Main Product Features
At first glance, I noticed the Epiphone Prophecy EM-2 FX comes in a very tempting color: Midnight Ebony Quilted Maple Top. The tops are flawlessly chosen to give the finish a beautified swirled look. The EM-2 is crowned off with white binding that goes around the top-edge of the body.
The guitar has mixed-color hardware—the tuning pegs, tremolo bar and pick-up selector are black, while the control knobs are silver, which enhance the beauty of the ‘blade’ inlays.
Another thing that is impressive about the EM-2 guitar is that, despite being very modestly priced, is that it features high quality hardware. Every FX guitar comes standard with an Original Floyd Rose tremolo system and Grover Tuners, giving the guitar rock n roll flexibility, while vigorously holding tune.

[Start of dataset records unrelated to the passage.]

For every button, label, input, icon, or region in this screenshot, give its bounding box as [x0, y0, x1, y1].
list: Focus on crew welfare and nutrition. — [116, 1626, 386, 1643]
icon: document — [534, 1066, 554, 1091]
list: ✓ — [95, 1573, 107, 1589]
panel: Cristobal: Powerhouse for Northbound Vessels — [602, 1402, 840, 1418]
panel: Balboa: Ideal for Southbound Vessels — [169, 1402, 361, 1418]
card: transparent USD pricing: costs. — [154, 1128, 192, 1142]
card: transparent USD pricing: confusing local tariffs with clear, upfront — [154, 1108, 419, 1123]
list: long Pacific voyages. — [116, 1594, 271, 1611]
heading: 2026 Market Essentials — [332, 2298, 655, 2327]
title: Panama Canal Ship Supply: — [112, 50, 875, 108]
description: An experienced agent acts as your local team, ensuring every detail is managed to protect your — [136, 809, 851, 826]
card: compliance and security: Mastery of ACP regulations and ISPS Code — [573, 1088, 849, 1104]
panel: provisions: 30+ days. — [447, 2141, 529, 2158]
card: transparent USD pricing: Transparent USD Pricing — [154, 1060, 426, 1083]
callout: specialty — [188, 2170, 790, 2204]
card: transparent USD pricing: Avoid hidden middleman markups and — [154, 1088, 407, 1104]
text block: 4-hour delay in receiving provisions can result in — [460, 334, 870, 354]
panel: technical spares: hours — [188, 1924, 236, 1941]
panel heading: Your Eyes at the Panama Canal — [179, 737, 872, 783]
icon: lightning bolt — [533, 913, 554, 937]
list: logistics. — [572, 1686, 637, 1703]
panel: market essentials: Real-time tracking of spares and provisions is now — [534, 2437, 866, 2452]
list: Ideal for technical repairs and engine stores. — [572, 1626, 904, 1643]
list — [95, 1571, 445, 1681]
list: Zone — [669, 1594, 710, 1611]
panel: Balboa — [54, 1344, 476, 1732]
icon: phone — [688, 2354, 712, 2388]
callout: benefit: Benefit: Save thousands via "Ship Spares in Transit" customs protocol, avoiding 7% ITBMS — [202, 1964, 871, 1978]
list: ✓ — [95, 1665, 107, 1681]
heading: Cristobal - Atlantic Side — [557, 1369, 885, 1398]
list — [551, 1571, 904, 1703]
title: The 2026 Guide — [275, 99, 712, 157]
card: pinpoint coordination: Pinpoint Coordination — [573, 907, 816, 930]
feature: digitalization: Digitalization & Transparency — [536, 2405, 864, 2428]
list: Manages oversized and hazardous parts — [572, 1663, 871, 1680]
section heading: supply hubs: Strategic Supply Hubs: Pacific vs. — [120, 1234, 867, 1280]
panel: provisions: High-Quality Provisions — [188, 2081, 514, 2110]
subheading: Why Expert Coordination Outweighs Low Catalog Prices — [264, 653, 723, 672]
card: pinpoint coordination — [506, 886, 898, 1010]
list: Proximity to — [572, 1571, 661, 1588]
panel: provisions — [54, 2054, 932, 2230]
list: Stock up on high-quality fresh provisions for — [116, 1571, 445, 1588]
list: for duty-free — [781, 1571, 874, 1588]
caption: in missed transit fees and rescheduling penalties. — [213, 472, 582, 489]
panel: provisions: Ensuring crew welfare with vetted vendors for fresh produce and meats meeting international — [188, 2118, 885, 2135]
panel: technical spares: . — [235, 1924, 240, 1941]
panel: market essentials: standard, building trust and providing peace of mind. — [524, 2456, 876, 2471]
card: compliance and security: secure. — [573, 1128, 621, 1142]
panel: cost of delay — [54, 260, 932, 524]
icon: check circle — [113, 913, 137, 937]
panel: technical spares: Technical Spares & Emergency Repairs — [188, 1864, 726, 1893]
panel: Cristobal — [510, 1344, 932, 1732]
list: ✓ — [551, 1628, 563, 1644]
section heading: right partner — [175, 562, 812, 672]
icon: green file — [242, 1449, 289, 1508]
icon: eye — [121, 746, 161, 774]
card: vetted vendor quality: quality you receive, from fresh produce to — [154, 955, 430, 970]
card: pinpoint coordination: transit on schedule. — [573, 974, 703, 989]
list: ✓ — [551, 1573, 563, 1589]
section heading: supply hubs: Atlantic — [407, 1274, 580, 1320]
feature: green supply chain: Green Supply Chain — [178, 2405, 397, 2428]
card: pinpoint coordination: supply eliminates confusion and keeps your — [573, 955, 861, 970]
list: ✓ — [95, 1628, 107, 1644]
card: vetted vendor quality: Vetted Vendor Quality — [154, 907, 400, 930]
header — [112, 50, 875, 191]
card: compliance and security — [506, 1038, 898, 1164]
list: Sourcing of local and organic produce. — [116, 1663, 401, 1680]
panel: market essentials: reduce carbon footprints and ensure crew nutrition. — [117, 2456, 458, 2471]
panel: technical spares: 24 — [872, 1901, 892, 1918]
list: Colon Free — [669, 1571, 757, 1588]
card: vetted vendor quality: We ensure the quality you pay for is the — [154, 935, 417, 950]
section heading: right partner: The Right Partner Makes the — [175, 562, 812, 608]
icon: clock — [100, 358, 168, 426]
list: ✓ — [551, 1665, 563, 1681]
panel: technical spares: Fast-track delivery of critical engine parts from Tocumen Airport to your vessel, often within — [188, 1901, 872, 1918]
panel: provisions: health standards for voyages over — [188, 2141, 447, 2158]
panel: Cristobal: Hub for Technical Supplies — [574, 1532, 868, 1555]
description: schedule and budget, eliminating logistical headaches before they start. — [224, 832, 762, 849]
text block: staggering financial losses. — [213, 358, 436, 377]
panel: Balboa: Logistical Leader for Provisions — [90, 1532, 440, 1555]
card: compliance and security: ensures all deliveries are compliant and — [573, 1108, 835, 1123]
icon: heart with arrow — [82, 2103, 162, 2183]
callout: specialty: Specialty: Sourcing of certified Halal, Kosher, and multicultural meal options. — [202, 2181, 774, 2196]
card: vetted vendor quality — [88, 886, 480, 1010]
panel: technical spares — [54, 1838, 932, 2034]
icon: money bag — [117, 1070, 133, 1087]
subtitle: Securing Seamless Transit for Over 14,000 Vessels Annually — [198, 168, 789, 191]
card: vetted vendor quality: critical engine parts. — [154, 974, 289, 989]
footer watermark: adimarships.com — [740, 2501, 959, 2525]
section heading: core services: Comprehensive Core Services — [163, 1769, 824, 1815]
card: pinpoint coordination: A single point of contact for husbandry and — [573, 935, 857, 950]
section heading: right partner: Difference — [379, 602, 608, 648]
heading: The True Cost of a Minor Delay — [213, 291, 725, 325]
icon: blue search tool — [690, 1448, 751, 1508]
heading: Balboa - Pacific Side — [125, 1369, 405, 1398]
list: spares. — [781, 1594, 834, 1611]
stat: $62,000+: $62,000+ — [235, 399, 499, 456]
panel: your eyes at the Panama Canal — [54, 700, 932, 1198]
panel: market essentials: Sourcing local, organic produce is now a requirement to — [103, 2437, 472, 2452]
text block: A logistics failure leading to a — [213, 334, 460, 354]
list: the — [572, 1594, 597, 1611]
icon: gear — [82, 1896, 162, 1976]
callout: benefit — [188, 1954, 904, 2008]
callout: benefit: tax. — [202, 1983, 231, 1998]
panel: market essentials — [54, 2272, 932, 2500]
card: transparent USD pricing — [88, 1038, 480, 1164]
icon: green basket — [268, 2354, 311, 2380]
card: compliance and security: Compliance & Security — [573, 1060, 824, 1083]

All FX guitars come with authentic EpiActive humbucker pick-ups. EpiActive pick-ups are now being commonly used in recent Epiphone guitars, and are considered to be on par with EMG pick-ups. In addition, EpiActives can also be used in passive mode to provide a traditional output without the need for a battery.
The EM-2 body-style screams rock n roll - achieved with Epiphone’s patented “swept-C” cutaway that gives you comfortable access to all 24-frets, which you’ll be thankful for when you crank up the volume and start soloing. In fact, Epiphone actually made the first EM-2 styled guitars back in the early 90s when Grunge was the frenzy, and this EM-2 Custom FX features the same dedicated reverse Explorer-style headstock as its bona-fide-brothers.
END THOUGHT
The Epiphone Prophecy EM-2 FX is a solid guitar, high quality components, and great playability, all for a very modest price tag of $399. Go test drive one for yourself, you won’t be disappointed.